Chromosomal position effects on adeno -associated virus (AAV)-mediated gene targeting

Homologous recombination is essential for chromosome segregation and the preservation of genetic diversity, as well as repair of different types of DNA lesions. Gene targeting, in which a transgene recombines with a homologous chromosomal locus, presumably utilizes the same mechanisms as mitotic chromosomal recombination, but the effects of chromosomal position and neighboring genomic elements on gene targeting in human cells remain largely unexplored. To study these, we used a shuttle vector system in which murine leukemia virus (MLV)-based proviral targets present at different chromosomal locations and containing mutations in the neomycin phosphotransferase (neo) gene were corrected by adeno-associated virus (AAV)-mediated gene targeting. We performed a small-scale study in which sixteen identical target loci present in HT-1080 human fibrosarcoma cells were all successfully corrected by gene targeting. The gene targeting frequencies varied by as much as 10-fold, and there was a clear bias for correction of one of the targets in clones containing two target sites. Our results indicate that certain chromosomal positions are preferred sites for gene targeting in human cells. We next performed a large-scale study to determine which chromosomal elements promote gene targeting and recombination by creating a genome-wide AAV-mediated gene targeting map and comparing it to one of untargeted site locations.

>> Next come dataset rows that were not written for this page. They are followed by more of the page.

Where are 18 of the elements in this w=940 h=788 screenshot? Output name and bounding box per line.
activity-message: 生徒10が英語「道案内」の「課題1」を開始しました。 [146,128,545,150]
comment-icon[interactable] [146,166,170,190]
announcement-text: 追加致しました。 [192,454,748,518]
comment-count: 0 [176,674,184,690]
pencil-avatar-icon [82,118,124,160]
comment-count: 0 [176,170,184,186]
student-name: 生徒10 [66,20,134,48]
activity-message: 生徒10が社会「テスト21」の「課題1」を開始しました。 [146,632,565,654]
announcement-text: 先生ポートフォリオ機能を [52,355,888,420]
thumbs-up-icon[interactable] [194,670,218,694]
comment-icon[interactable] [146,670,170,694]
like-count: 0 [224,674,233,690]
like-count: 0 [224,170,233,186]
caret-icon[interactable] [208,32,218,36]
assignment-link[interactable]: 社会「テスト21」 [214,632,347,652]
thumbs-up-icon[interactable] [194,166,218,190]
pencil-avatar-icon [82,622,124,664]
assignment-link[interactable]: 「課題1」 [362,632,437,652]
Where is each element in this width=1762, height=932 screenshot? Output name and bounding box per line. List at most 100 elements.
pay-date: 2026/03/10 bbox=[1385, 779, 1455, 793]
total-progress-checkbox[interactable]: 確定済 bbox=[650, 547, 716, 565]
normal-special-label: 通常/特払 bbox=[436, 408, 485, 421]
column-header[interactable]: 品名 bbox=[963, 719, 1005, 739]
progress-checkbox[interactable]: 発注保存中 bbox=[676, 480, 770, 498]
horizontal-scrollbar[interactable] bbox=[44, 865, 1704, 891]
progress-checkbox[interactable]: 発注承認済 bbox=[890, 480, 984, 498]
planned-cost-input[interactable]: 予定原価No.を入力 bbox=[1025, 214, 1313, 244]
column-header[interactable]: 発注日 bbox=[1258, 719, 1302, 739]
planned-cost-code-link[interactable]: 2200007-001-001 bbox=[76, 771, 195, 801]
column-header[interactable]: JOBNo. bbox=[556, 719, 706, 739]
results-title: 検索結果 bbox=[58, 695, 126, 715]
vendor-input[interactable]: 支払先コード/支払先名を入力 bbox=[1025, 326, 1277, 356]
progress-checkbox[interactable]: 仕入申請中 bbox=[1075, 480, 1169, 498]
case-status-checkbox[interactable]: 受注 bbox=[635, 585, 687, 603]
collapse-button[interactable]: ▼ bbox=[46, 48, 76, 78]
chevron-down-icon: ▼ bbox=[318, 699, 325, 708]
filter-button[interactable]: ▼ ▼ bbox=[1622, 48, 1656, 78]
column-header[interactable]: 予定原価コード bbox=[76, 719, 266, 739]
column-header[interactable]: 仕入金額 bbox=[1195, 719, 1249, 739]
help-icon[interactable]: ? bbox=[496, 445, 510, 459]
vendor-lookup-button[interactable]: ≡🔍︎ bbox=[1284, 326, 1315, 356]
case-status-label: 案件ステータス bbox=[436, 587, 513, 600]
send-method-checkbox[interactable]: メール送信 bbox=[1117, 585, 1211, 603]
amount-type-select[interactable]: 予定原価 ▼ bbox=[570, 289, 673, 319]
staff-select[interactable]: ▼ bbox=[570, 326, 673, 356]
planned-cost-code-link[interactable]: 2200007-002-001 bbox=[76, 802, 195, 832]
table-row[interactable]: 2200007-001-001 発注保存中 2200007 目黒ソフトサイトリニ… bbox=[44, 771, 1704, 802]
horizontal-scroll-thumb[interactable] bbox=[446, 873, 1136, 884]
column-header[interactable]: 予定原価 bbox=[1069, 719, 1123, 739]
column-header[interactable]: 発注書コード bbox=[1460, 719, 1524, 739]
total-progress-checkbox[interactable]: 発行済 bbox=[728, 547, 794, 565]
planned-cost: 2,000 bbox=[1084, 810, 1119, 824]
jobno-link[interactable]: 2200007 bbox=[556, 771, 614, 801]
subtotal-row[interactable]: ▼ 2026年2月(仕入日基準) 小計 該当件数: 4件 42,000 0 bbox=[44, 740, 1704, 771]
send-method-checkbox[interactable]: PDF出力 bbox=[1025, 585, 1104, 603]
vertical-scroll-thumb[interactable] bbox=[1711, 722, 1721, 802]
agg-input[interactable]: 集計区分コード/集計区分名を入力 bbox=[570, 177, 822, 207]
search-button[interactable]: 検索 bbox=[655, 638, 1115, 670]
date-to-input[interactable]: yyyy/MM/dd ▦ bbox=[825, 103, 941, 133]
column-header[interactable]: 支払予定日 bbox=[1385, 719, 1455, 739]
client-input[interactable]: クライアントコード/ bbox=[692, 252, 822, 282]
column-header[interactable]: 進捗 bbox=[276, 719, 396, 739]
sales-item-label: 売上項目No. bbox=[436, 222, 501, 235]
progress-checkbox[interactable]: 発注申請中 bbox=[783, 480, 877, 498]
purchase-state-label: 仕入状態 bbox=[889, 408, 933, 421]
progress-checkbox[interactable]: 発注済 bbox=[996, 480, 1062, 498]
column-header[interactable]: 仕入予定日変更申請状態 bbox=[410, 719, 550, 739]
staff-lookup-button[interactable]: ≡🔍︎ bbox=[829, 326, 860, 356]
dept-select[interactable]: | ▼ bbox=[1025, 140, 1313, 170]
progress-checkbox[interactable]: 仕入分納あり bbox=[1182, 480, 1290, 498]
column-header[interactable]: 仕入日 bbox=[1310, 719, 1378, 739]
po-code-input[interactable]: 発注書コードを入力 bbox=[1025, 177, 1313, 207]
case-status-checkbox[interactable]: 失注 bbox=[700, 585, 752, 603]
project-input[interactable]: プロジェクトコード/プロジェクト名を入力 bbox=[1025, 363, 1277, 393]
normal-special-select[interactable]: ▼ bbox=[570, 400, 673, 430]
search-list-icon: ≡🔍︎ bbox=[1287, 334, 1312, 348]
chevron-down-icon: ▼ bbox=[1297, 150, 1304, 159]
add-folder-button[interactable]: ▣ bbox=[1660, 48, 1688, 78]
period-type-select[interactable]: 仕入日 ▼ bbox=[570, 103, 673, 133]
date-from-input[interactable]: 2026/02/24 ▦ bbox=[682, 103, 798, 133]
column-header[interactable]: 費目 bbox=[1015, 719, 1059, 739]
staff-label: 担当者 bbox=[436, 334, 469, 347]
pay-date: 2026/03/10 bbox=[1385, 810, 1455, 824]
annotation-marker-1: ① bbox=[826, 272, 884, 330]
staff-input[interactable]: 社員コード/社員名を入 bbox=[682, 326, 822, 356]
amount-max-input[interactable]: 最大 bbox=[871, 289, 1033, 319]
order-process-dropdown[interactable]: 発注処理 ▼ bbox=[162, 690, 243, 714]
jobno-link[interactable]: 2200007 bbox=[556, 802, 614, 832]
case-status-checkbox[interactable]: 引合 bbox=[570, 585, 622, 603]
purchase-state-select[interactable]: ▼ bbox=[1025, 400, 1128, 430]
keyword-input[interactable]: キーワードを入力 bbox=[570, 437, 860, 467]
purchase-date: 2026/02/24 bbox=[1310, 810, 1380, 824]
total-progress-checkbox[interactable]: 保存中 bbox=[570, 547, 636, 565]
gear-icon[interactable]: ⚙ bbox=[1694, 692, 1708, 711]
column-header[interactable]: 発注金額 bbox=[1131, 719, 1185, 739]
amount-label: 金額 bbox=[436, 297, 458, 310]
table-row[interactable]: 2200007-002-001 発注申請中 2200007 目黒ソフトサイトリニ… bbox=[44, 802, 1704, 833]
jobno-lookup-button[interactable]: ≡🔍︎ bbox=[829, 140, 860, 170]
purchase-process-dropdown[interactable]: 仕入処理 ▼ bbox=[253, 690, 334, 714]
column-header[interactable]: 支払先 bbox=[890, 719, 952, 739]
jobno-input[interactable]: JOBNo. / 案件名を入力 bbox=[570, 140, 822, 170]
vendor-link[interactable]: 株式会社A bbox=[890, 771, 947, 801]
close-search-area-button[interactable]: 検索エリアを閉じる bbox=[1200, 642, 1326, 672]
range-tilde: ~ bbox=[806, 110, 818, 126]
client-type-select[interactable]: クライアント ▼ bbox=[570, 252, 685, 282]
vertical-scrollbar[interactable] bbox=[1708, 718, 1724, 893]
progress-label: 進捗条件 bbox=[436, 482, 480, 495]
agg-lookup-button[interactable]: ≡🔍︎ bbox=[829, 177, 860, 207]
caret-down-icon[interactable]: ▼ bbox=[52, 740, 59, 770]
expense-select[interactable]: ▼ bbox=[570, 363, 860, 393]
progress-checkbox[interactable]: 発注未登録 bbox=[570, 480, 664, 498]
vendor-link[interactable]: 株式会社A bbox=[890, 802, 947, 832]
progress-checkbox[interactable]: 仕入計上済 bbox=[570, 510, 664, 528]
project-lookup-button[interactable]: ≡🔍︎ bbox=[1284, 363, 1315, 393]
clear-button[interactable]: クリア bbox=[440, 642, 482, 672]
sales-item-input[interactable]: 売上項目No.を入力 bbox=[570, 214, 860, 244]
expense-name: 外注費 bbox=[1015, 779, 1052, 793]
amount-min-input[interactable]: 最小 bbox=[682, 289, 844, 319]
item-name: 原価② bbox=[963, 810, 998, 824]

We found that a significantly greater percentage of targeted sites than control sites was present within RefSeq transcription units, and gene expression analysis of the parental HT-1080 cell line revealed that the median expression level of genes containing targeted sites was significantly higher than that of genes containing control integration events. Our results suggest that gene targeting occurs preferentially at sites that are present within transcriptionally active genes, possibly because the large-scale chromatin decondensation associated with target genes facilitates the accessibility of intragenic target sites to AAV and proteins necessary for homologous recombination. Importantly, we have shown that AAV-mediated gene targeting can occur throughout the genome and within many different types of chromosomal features, making the generation of cells with almost any desired mutation theoretically possible and holding promise for the therapeutic applications of AAV.